In early 2016, a group of armed ranchers led by the Bundy brothers seized control of a federal wildlife park in Oregon, causing at least one death and resulting in the arrest of leader Ammon Bundy.
In 2015, the New York Times interviewed terrorism experts at 19 law enforcement agencies across the country and found right-wing radicalization was their top terror concern. According to the Southern Poverty Law Center, hate groups, anti-government "patriot" organizations and terror attacks and plots proliferated throughout 2015.
Opinion polls have shown a wide array of Americans are upset with the government and other institutions of public and civic life in the U.S. But reactionary conservative resentment has also grown into outright outrage with rhetoric pushed by Republican presidential nominee Donald Trump and other factions of the U.S. right this year, with the Boston Globe recently interviewing participants at a rally in Cincinnati who advocated political violence and intimidation.
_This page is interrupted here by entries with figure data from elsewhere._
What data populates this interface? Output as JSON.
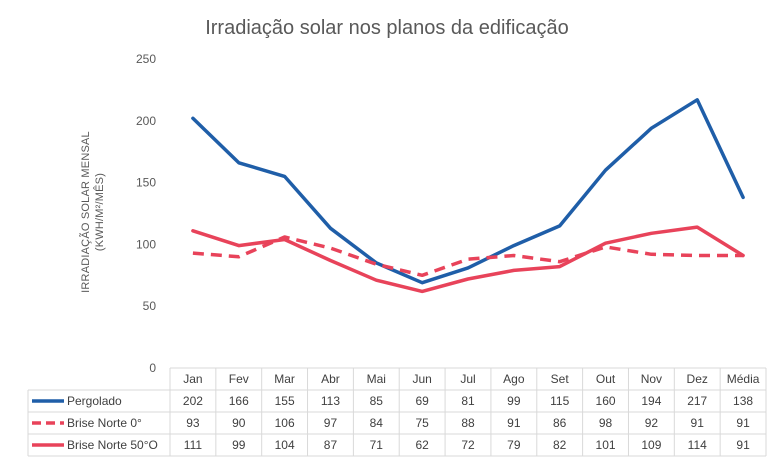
{
  "chart_data": {
    "type": "line",
    "title": "Irradiação solar nos planos da edificação",
    "ylabel": [
      "IRRADIAÇÃO SOLAR MENSAL",
      "(KWH/M²/MÊS)"
    ],
    "xlabel": "",
    "ylim": [
      0,
      250
    ],
    "yticks": [
      0,
      50,
      100,
      150,
      200,
      250
    ],
    "grid": false,
    "legend": "data table below plot",
    "categories": [
      "Jan",
      "Fev",
      "Mar",
      "Abr",
      "Mai",
      "Jun",
      "Jul",
      "Ago",
      "Set",
      "Out",
      "Nov",
      "Dez",
      "Média"
    ],
    "series": [
      {
        "name": "Pergolado",
        "color": "#1f5ea8",
        "dash": false,
        "values": [
          202,
          166,
          155,
          113,
          85,
          69,
          81,
          99,
          115,
          160,
          194,
          217,
          138
        ]
      },
      {
        "name": "Brise Norte 0°",
        "color": "#e8435a",
        "dash": true,
        "values": [
          93,
          90,
          106,
          97,
          84,
          75,
          88,
          91,
          86,
          98,
          92,
          91,
          91
        ]
      },
      {
        "name": "Brise Norte 50°O",
        "color": "#e8435a",
        "dash": false,
        "values": [
          111,
          99,
          104,
          87,
          71,
          62,
          72,
          79,
          82,
          101,
          109,
          114,
          91
        ]
      }
    ]
  }
}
If Democrat Hillary Clinton is "in office, I hope we can start a coup," 50-year-old Dan Bowman told the Globe. "She should be in prison or shot ... We're going to have a revolution and take them out of office if that's what it takes. There's going to be a lot of bloodshed."
"I'll look for ... well, it's called racial profiling," 61-year-old volunteer election monitor Steve Webb added. "Mexicans. Syrians. People who can't speak American ... I'm going to make them a little bit nervous."